The next question was about how we started in England. We were at a conference on education and we met some departmental officials and they said they would like to come over to see what we were doing. They came over and they then invited us to present for the provision of teacher education with a blended approach. The blend tends to be 50:50. They spend time together in the Gaeltacht. We pay rent for the education centres around the country, which are invaluable, and we bring the students together in them for lectures and to meet their supervisors. They also have their online programmes, which, as Dr. Breakwell pointed out, are asynchronous live. They also have seminars, which are like chat rooms. It is interesting to see how they have formed such close relations by graduation because they can talk to each other every day online and they can make an appointment to talk to their tutor. There is human contact all the time because it is live online. All the faces are on screen and if a student has to leave the class to go to the bathroom, for example, he or she presses a button and a hand goes up. The tutor will ask what is up and the student will say he or she is stepping out.
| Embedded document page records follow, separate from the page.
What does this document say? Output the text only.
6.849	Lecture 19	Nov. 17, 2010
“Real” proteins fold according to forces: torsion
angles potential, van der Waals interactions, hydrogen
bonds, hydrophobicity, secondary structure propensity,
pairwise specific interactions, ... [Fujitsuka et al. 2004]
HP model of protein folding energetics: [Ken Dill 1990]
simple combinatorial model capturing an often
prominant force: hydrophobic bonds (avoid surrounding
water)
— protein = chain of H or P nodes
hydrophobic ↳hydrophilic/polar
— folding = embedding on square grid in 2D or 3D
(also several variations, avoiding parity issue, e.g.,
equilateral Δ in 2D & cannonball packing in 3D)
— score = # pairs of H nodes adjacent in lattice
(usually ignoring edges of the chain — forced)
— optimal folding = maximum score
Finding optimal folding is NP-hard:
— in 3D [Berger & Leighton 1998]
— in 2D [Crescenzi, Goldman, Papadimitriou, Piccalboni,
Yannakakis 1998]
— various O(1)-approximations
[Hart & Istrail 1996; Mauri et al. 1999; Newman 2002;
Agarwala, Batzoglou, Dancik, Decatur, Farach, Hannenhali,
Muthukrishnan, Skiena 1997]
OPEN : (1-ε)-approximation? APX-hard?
It is fascinating to see how it becomes a live learning community. The feedback is enormously positive. These are adults who have all been to university. They have gone through the campus experience and there are fortunate that this is all done. They may not need that same experience again now that they are in their 30s or whatever and this course may be more tailored for their needs. We listen to them all the time and we also meet the school principals and teachers regularly to get feedback. In Ireland, England and the US, schools are becoming much more integral to the preparation of future generations of teachers because the bottom line is the teachers, principals and so on are the ones who know what works at the coal face. That is why on interview panels we always have principals and teachers with ten years' experience or more. They are able to tell us if somebody will fit into their environment. We have the paperwork. We know they have the qualifications to get in but we want to see whether they have empathy, the psychological balance. The more we work with schools, the more we will get the proper teacher for the future generations together.